My string of days over 10.000 steps per day ended this week, as I spent a couple of days away from home and doing a lot of driving. My new streak is one day, assuming I make it today, which I have not yet, but probably will. Also, I will stop going to Jubilee Bridge Club twice every week, at least if things work out at Olympia Bridge Club, so I won't put in as many steps as I did during December. Still, I have walked over 11,000 steps per day average as planned.

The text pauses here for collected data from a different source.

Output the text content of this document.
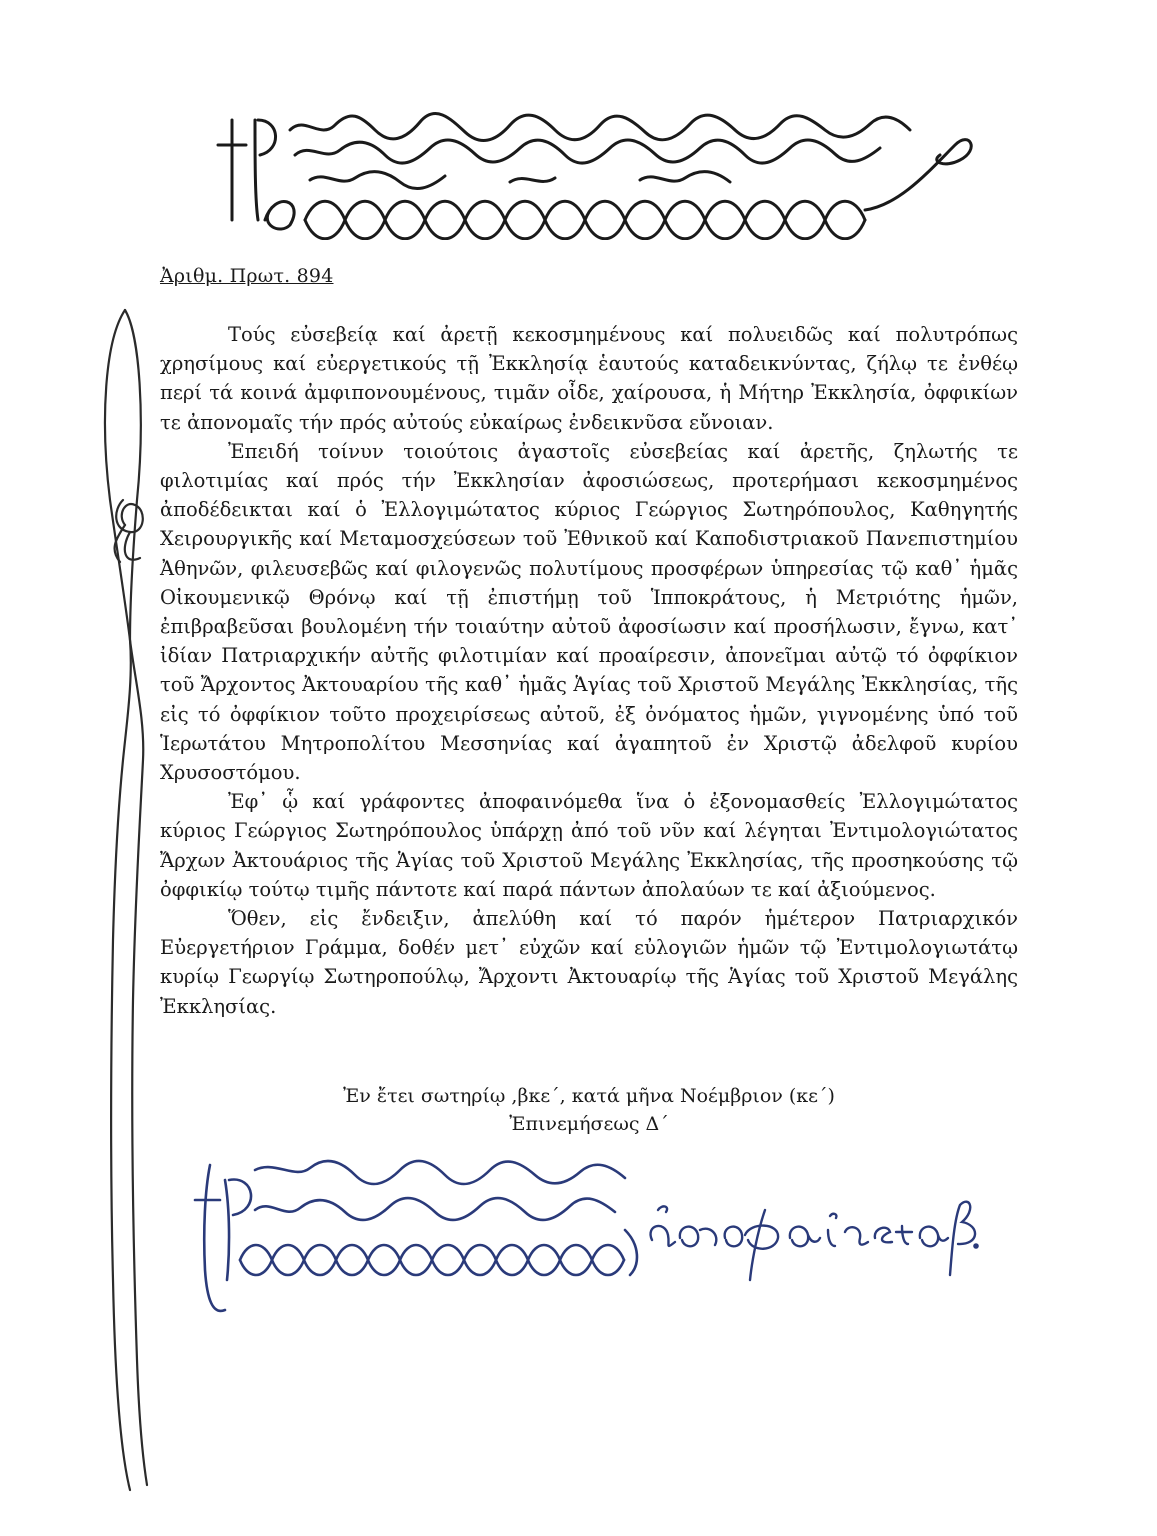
Ἀριθμ. Πρωτ. 894

Τούς εὐσεβείᾳ καί ἀρετῇ κεκοσμημένους καί πολυειδῶς καί πολυτρόπως χρησίμους καί εὐεργετικούς τῇ Ἐκκλησίᾳ ἑαυτούς καταδεικνύντας, ζήλῳ τε ἐνθέῳ περί τά κοινά ἀμφιπονουμένους, τιμᾶν οἶδε, χαίρουσα, ἡ Μήτηρ Ἐκκλησία, ὀφφικίων τε ἀπονομαῖς τήν πρός αὐτούς εὐκαίρως ἐνδεικνῦσα εὔνοιαν.

Ἐπειδή τοίνυν τοιούτοις ἀγαστοῖς εὐσεβείας καί ἀρετῆς, ζηλωτής τε φιλοτιμίας καί πρός τήν Ἐκκλησίαν ἀφοσιώσεως, προτερήμασι κεκοσμημένος ἀποδέδεικται καί ὁ Ἐλλογιμώτατος κύριος Γεώργιος Σωτηρόπουλος, Καθηγητής Χειρουργικῆς καί Μεταμοσχεύσεων τοῦ Ἐθνικοῦ καί Καποδιστριακοῦ Πανεπιστημίου Ἀθηνῶν, φιλευσεβῶς καί φιλογενῶς πολυτίμους προσφέρων ὑπηρεσίας τῷ καθ᾽ ἡμᾶς Οἰκουμενικῷ Θρόνῳ καί τῇ ἐπιστήμῃ τοῦ Ἱπποκράτους, ἡ Μετριότης ἡμῶν, ἐπιβραβεῦσαι βουλομένη τήν τοιαύτην αὐτοῦ ἀφοσίωσιν καί προσήλωσιν, ἔγνω, κατ᾽ ἰδίαν Πατριαρχικήν αὐτῆς φιλοτιμίαν καί προαίρεσιν, ἀπονεῖμαι αὐτῷ τό ὀφφίκιον τοῦ Ἄρχοντος Ἀκτουαρίου τῆς καθ᾽ ἡμᾶς Ἁγίας τοῦ Χριστοῦ Μεγάλης Ἐκκλησίας, τῆς εἰς τό ὀφφίκιον τοῦτο προχειρίσεως αὐτοῦ, ἐξ ὀνόματος ἡμῶν, γιγνομένης ὑπό τοῦ Ἱερωτάτου Μητροπολίτου Μεσσηνίας καί ἀγαπητοῦ ἐν Χριστῷ ἀδελφοῦ κυρίου Χρυσοστόμου.

Ἐφ᾽ ᾧ καί γράφοντες ἀποφαινόμεθα ἵνα ὁ ἐξονομασθείς Ἐλλογιμώτατος κύριος Γεώργιος Σωτηρόπουλος ὑπάρχῃ ἀπό τοῦ νῦν καί λέγηται Ἐντιμολογιώτατος Ἄρχων Ἀκτουάριος τῆς Ἁγίας τοῦ Χριστοῦ Μεγάλης Ἐκκλησίας, τῆς προσηκούσης τῷ ὀφφικίῳ τούτῳ τιμῆς πάντοτε καί παρά πάντων ἀπολαύων τε καί ἀξιούμενος.

Ὅθεν, εἰς ἔνδειξιν, ἀπελύθη καί τό παρόν ἡμέτερον Πατριαρχικόν Εὐεργετήριον Γράμμα, δοθέν μετ᾽ εὐχῶν καί εὐλογιῶν ἡμῶν τῷ Ἐντιμολογιωτάτῳ κυρίῳ Γεωργίῳ Σωτηροπούλῳ, Ἄρχοντι Ἀκτουαρίῳ τῆς Ἁγίας τοῦ Χριστοῦ Μεγάλης Ἐκκλησίας.

Ἐν ἔτει σωτηρίῳ ,βκε΄, κατά μῆνα Νοέμβριον (κε΄)
Ἐπινεμήσεως Δ΄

Alabama, Georgia, Florida. We're making progress.

Sunday, January 8, 2023

Week 66: Tombigbee River, Mississippi

 

This week I am somewhere between West Point, Mississippi and Columbus, Mississippi, about where Highway 50 crosses the Tombigbee River. I had never heard of the Tombigbee River until this week, but it is a major waterway in the South, as much of it is navigable. The Tombigbee flows south from here and eventually empties into the Gulf of Mexico at Mobile, Alabama.

From the Tombigbee I only have about 20 miles left to go in Mississippi, so by next week I will be in Alabama. Only three states left, but still 850 miles.

One more thing about Mississippi before we go: According to USA Today, in 2012 Barack Obama received 10% of the white vote in Mississippi.

If I do make it there one day, I don't want to stay long.